Despite the difficulty in obtaining a reversal on an innocent spouse decision, Ms. Jones seeks to do exactly that in the 9th Circuit. The Jones case involves not only a determination of her status as an innocent spouse but also the issue of whether she filed a joint return. The tax clinic recently filed an amicus brief in the case on the issue of tacit consent. We have not written much on tacit consent, but it is a regular feature in innocent spouse cases where one spouse, almost always the same spouse arguing for innocent spouse status, asserts that they did not agree to sign the joint return. In many cases the spouse’s actual signature is not on the return, because the return was filed electronically or because the other spouse signed for both. The Tax Court has created a body of case law deciding when the non-signing spouse intended the joint filing of a return and refers to the taxpayer’s consent in these situations as tacit consent.

Some of the factors the court relies upon in deciding whether a non-signing spouse intended to create a joint return are (1) whether the non-signing spouse objected to the filing of a joint return; (2) whether prior filing history of the couple during the marriage suggests an intent; (3) whether the non-signing spouse filed a separate return if that spouse had a filing requirement; (4) whether general reliance on one spouse for financial matters existed and (5) whether the couple had specific rules between themselves governing signing for one another. While the issue of abuse and duress goes beyond tacit consent, it can play a role here. If one spouse physically or emotionally intimidates or abuses the other, it could invalidate even an actual signature or could influence a court’s decision on the granting of tacit consent.

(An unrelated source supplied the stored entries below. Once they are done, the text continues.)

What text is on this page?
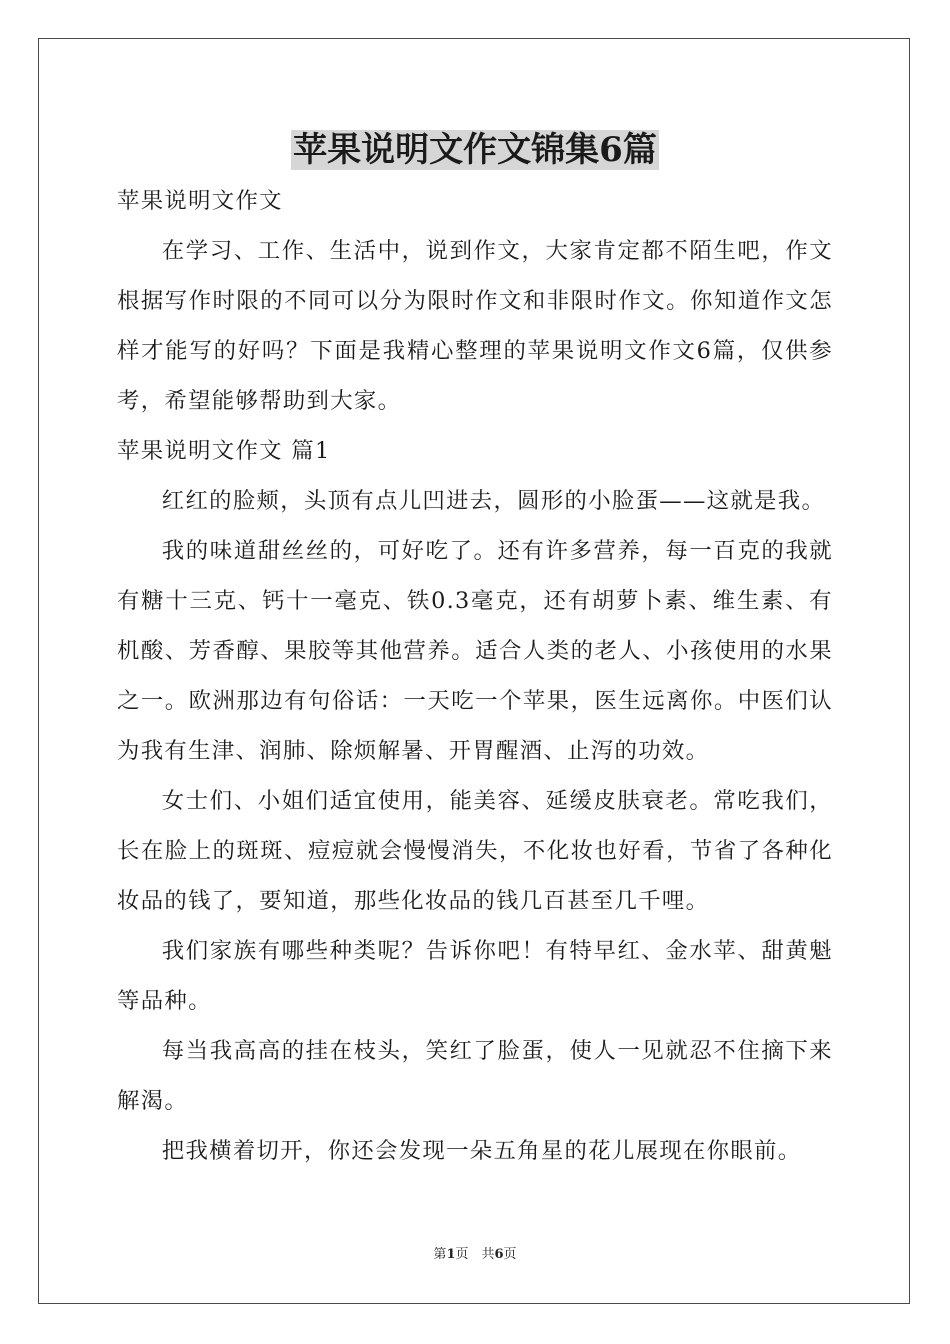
苹果说明文作文锦集6篇

苹果说明文作文

在学习、工作、生活中，说到作文，大家肯定都不陌生吧，作文根据写作时限的不同可以分为限时作文和非限时作文。你知道作文怎样才能写的好吗？下面是我精心整理的苹果说明文作文6篇，仅供参考，希望能够帮助到大家。

苹果说明文作文 篇1

红红的脸颊，头顶有点儿凹进去，圆形的小脸蛋——这就是我。

我的味道甜丝丝的，可好吃了。还有许多营养，每一百克的我就有糖十三克、钙十一毫克、铁0.3毫克，还有胡萝卜素、维生素、有机酸、芳香醇、果胶等其他营养。适合人类的老人、小孩使用的水果之一。欧洲那边有句俗话：一天吃一个苹果，医生远离你。中医们认为我有生津、润肺、除烦解暑、开胃醒酒、止泻的功效。

女士们、小姐们适宜使用，能美容、延缓皮肤衰老。常吃我们，长在脸上的斑斑、痘痘就会慢慢消失，不化妆也好看，节省了各种化妆品的钱了，要知道，那些化妆品的钱几百甚至几千哩。

我们家族有哪些种类呢？告诉你吧！有特早红、金水苹、甜黄魁等品种。

每当我高高的挂在枝头，笑红了脸蛋，使人一见就忍不住摘下来解渴。

把我横着切开，你还会发现一朵五角星的花儿展现在你眼前。

第1页　共6页
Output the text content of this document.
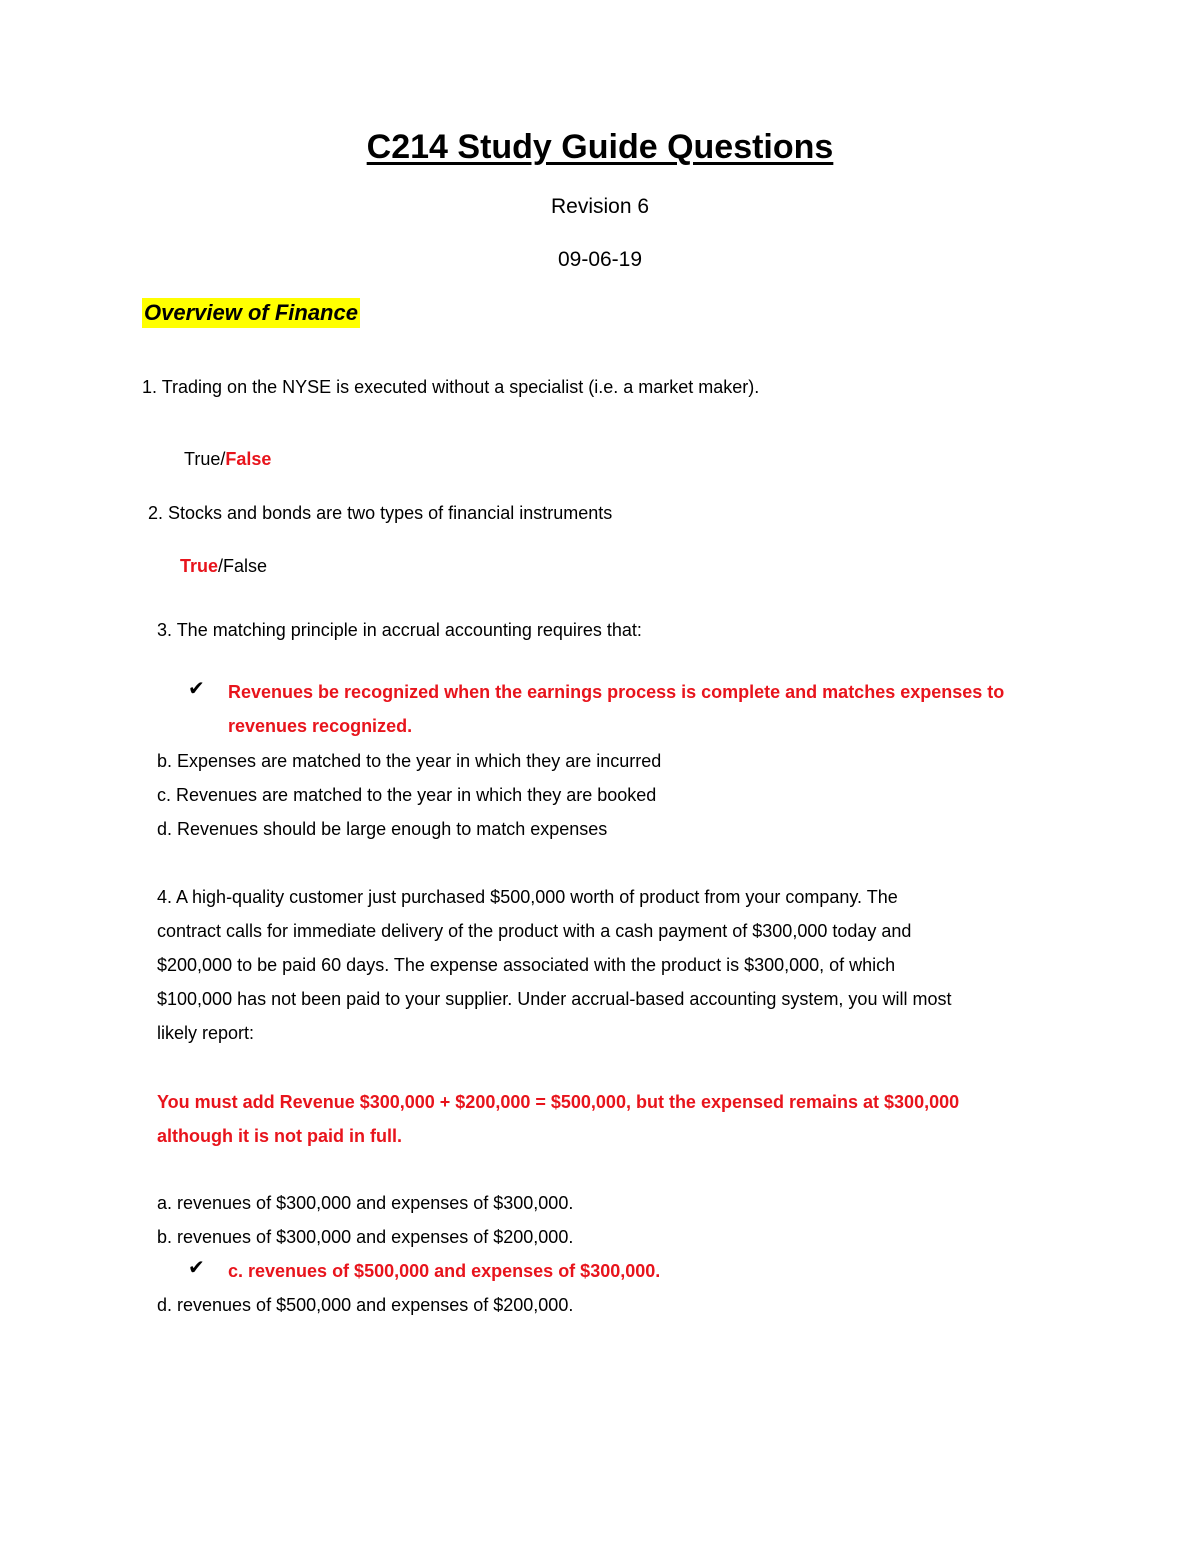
C214 Study Guide Questions
Revision 6
09-06-19
Overview of Finance
1. Trading on the NYSE is executed without a specialist (i.e. a market maker).
True/False
2. Stocks and bonds are two types of financial instruments
True/False
3. The matching principle in accrual accounting requires that:
✔ Revenues be recognized when the earnings process is complete and matches expenses to
revenues recognized.
b. Expenses are matched to the year in which they are incurred
c. Revenues are matched to the year in which they are booked
d. Revenues should be large enough to match expenses
4. A high-quality customer just purchased $500,000 worth of product from your company. The
contract calls for immediate delivery of the product with a cash payment of $300,000 today and
$200,000 to be paid 60 days. The expense associated with the product is $300,000, of which
$100,000 has not been paid to your supplier. Under accrual-based accounting system, you will most
likely report:
You must add Revenue $300,000 + $200,000 = $500,000, but the expensed remains at $300,000
although it is not paid in full.
a. revenues of $300,000 and expenses of $300,000.
b. revenues of $300,000 and expenses of $200,000.
✔ c. revenues of $500,000 and expenses of $300,000.
d. revenues of $500,000 and expenses of $200,000.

Taxpayer’s contesting a joint return liability should always look first to determine if they have an argument that no joint return exists.  Knocking out the existence of the joint return provides a surefire way of avoiding any liability stemming from the spouse’s income or other tax issues (note however that this does not hold true in a community property state, where the innocent spouse will still be required to include their share). Taxpayers can easily argue that they did not sign a joint return but face a much more difficult argument regarding their intent.  Bob Nadler wrote a post on the joint return issue several years ago in which he touched on tacit consent but the case did not focus on this issue.  Bob wrote the book on innocent spouse issues.  Christine Speidel and Audrey Patten are in the process of updating the book and the third edition should go to press later this year.

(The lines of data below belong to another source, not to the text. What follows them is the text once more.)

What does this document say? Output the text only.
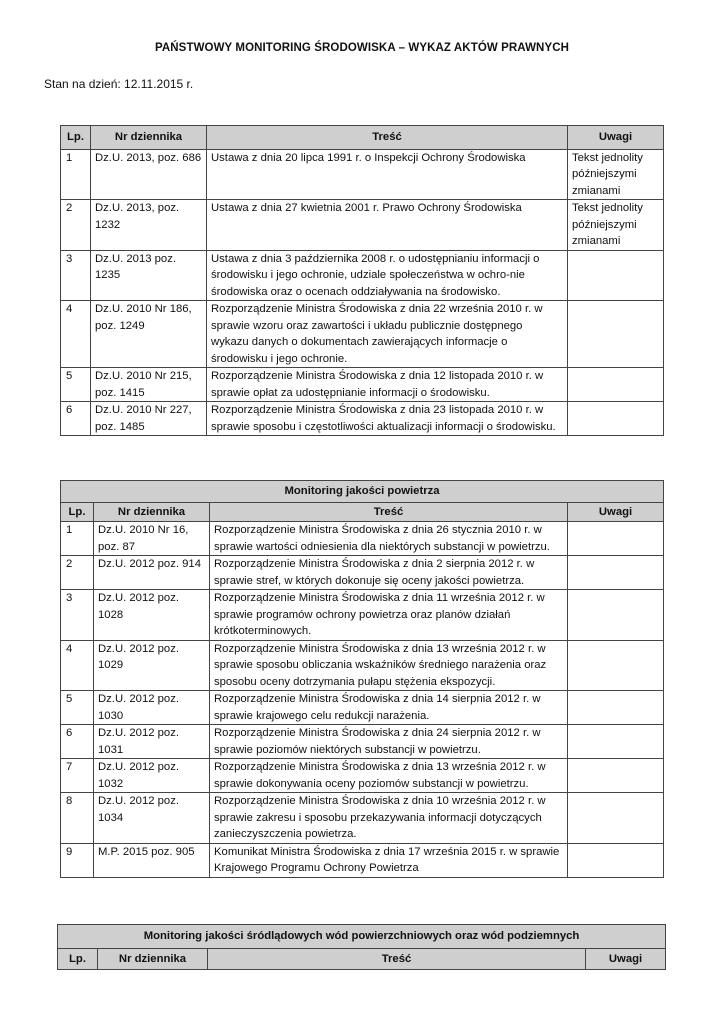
PAŃSTWOWY MONITORING ŚRODOWISKA – WYKAZ AKTÓW PRAWNYCH
Stan na dzień: 12.11.2015 r.
Lp.	Nr dziennika	Treść	Uwagi
1	Dz.U. 2013, poz. 686	Ustawa z dnia 20 lipca 1991 r. o Inspekcji Ochrony Środowiska	Tekst jednolity późniejszymi zmianami
2	Dz.U. 2013, poz. 1232	Ustawa z dnia 27 kwietnia 2001 r. Prawo Ochrony Środowiska	Tekst jednolity późniejszymi zmianami
3	Dz.U. 2013 poz. 1235	Ustawa z dnia 3 października 2008 r. o udostępnianiu informacji o środowisku i jego ochronie, udziale społeczeństwa w ochro-nie środowiska oraz o ocenach oddziaływania na środowisko.	
4	Dz.U. 2010 Nr 186, poz. 1249	Rozporządzenie Ministra Środowiska z dnia 22 września 2010 r. w sprawie wzoru oraz zawartości i układu publicznie dostępnego wykazu danych o dokumentach zawierających informacje o środowisku i jego ochronie.	
5	Dz.U. 2010 Nr 215, poz. 1415	Rozporządzenie Ministra Środowiska z dnia 12 listopada 2010 r. w sprawie opłat za udostępnianie informacji o środowisku.	
6	Dz.U. 2010 Nr 227, poz. 1485	Rozporządzenie Ministra Środowiska z dnia 23 listopada 2010 r. w sprawie sposobu i częstotliwości aktualizacji informacji o środowisku.	
Monitoring jakości powietrza			
Lp.	Nr dziennika	Treść	Uwagi
1	Dz.U. 2010 Nr 16, poz. 87	Rozporządzenie Ministra Środowiska z dnia 26 stycznia 2010 r. w sprawie wartości odniesienia dla niektórych substancji w powietrzu.	
2	Dz.U. 2012 poz. 914	Rozporządzenie Ministra Środowiska z dnia 2 sierpnia 2012 r. w sprawie stref, w których dokonuje się oceny jakości powietrza.	
3	Dz.U. 2012 poz. 1028	Rozporządzenie Ministra Środowiska z dnia 11 września 2012 r. w sprawie programów ochrony powietrza oraz planów działań krótkoterminowych.	
4	Dz.U. 2012 poz. 1029	Rozporządzenie Ministra Środowiska z dnia 13 września 2012 r. w sprawie sposobu obliczania wskaźników średniego narażenia oraz sposobu oceny dotrzymania pułapu stężenia ekspozycji.	
5	Dz.U. 2012 poz. 1030	Rozporządzenie Ministra Środowiska z dnia 14 sierpnia 2012 r. w sprawie krajowego celu redukcji narażenia.	
6	Dz.U. 2012 poz. 1031	Rozporządzenie Ministra Środowiska z dnia 24 sierpnia 2012 r. w sprawie poziomów niektórych substancji w powietrzu.	
7	Dz.U. 2012 poz. 1032	Rozporządzenie Ministra Środowiska z dnia 13 września 2012 r. w sprawie dokonywania oceny poziomów substancji w powietrzu.	
8	Dz.U. 2012 poz. 1034	Rozporządzenie Ministra Środowiska z dnia 10 września 2012 r. w sprawie zakresu i sposobu przekazywania informacji dotyczących zanieczyszczenia powietrza.	
9	M.P. 2015 poz. 905	Komunikat Ministra Środowiska z dnia 17 września 2015 r. w sprawie Krajowego Programu Ochrony Powietrza	
Monitoring jakości śródlądowych wód powierzchniowych oraz wód podziemnych
Lp.	Nr dziennika	Treść	Uwagi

Ms. Jones argues she did not intend to file a joint return and that if she did file a joint return, she should receive innocent spouse relief. She is being represented by Lavar Taylor, a frequent guest blogger. The case is still in the briefing stage and will not get argued until later this year. Perhaps Ms. Jones can break the string of taxpayer defeats in appellate courts on the innocent spouse issue or avoid the innocent spouse issue altogether with a victory on tacit consent. For those interested in innocent spouse issues, the case is worth following.